All I know for sure is that it has marked me as Jewish my whole life, and though I’ve certainly faced anti-Semitism, I was reluctant to get rid of this marker.

Ultimately, my wife and I decided to honor both our heritages and our birth families by combining our surnames. We created something completely new from old parts. We took the first part of her English name and joined it with the Jewish “stein” from Epstein. And this is the last name our daughter has. It reflects that she’s English and Jewish, and that she’s part of a new family.

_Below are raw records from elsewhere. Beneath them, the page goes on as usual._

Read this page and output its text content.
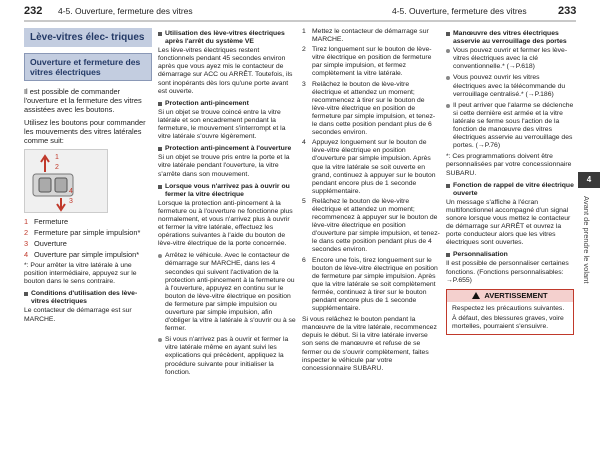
232 4-5. Ouverture, fermeture des vitres	4-5. Ouverture, fermeture des vitres	233
Lève-vitres élec- triques
Ouverture et fermeture des vitres électriques

Il est possible de commander l'ouverture et la fermeture des vitres assistées avec les boutons.

Utilisez les boutons pour commander les mouvements des vitres latérales comme suit:

1
2
3
4
1 Fermeture
2 Fermeture par simple impulsion*
3 Ouverture
4 Ouverture par simple impulsion*

*: Pour arrêter la vitre latérale à une position intermédiaire, appuyez sur le bouton dans le sens contraire.

Conditions d'utilisation des lève-vitres électriques

Le contacteur de démarrage est sur MARCHE.

Utilisation des lève-vitres électriques après l'arrêt du système VE

Les lève-vitres électriques restent fonctionnels pendant 45 secondes environ après que vous ayez mis le contacteur de démarrage sur ACC ou ARRÊT. Toutefois, ils sont inopérants dès lors qu'une porte avant est ouverte.

Protection anti-pincement

Si un objet se trouve coincé entre la vitre latérale et son encadrement pendant la fermeture, le mouvement s'interrompt et la vitre latérale s'ouvre légèrement.

Protection anti-pincement à l'ouverture

Si un objet se trouve pris entre la porte et la vitre latérale pendant l'ouverture, la vitre s'arrête dans son mouvement.

Lorsque vous n'arrivez pas à ouvrir ou fermer la vitre électrique

Lorsque la protection anti-pincement à la fermeture ou à l'ouverture ne fonctionne plus normalement, et vous n'arrivez plus à ouvrir et fermer la vitre latérale, effectuez les opérations suivantes à l'aide du bouton de lève-vitre électrique de la porte concernée.

Arrêtez le véhicule. Avec le contacteur de démarrage sur MARCHE, dans les 4 secondes qui suivent l'activation de la protection anti-pincement à la fermeture ou à l'ouverture, appuyez en continu sur le bouton de lève-vitre électrique en position de fermeture par simple impulsion ou ouverture par simple impulsion, afin d'obliger la vitre à latérale à s'ouvrir ou à se fermer.
Si vous n'arrivez pas à ouvrir et fermer la vitre latérale même en ayant suivi les explications qui précèdent, appliquez la procédure suivante pour initialiser la fonction.
1 Mettez le contacteur de démarrage sur MARCHE.
2 Tirez longuement sur le bouton de lève-vitre électrique en position de fermeture par simple impulsion, et fermez complètement la vitre latérale.
3 Relâchez le bouton de lève-vitre électrique et attendez un moment; recommencez à tirer sur le bouton de lève-vitre électrique en position de fermeture par simple impulsion, et tenez-le dans cette position pendant plus de 6 secondes environ.
4 Appuyez longuement sur le bouton de lève-vitre électrique en position d'ouverture par simple impulsion. Après que la vitre latérale se soit ouverte en grand, continuez à appuyer sur le bouton pendant encore plus de 1 seconde supplémentaire.
5 Relâchez le bouton de lève-vitre électrique et attendez un moment; recommencez à appuyer sur le bouton de lève-vitre électrique en position d'ouverture par simple impulsion, et tenez-le dans cette position pendant plus de 4 secondes environ.
6 Encore une fois, tirez longuement sur le bouton de lève-vitre électrique en position de fermeture par simple impulsion. Après que la vitre latérale se soit complètement fermée, continuez à tirer sur le bouton pendant encore plus de 1 seconde supplémentaire.

Si vous relâchez le bouton pendant la manœuvre de la vitre latérale, recommencez depuis le début. Si la vitre latérale inverse son sens de manœuvre et refuse de se fermer ou de s'ouvrir complètement, faites inspecter le véhicule par votre concessionnaire SUBARU.

Manœuvre des vitres électriques asservie au verrouillage des portes
Vous pouvez ouvrir et fermer les lève-vitres électriques avec la clé conventionnelle.* (→P.618)
Vous pouvez ouvrir les vitres électriques avec la télécommande du verrouillage centralisé.* (→P.186)
Il peut arriver que l'alarme se déclenche si cette dernière est armée et la vitre latérale se ferme sous l'action de la fonction de manœuvre des vitres électriques asservie au verrouillage des portes. (→P.76)

*: Ces programmations doivent être personnalisées par votre concessionnaire SUBARU.

Fonction de rappel de vitre électrique ouverte

Un message s'affiche à l'écran multifonctionnel accompagné d'un signal sonore lorsque vous mettez le contacteur de démarrage sur ARRÊT et ouvrez la porte conducteur alors que les vitres électriques sont ouvertes.

Personnalisation

Il est possible de personnaliser certaines fonctions. (Fonctions personnalisables: →P.655)

AVERTISSEMENT

Respectez les précautions suivantes.

À défaut, des blessures graves, voire mortelles, pourraient s'ensuivre.

4
Avant de prendre le volant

It’s not a traditional name, but then as with so much else when it comes to same-sex relationships, we like challenging and improving on tradition. I did have a momentary worry that we were going to cause problems in the future for our daughter by giving her a Jewish name (albeit an entirely new Jewish name), but I’ve become a stronger person through dealing with anti-Semitism, and hopefully she will too, though we fervently wish that she won’t have to.

A shared new surname to go with our new family makes a lot of sense. It binds us together while also recognizing our pasts, creating a firm foundation for our triad of two mothers and a baby.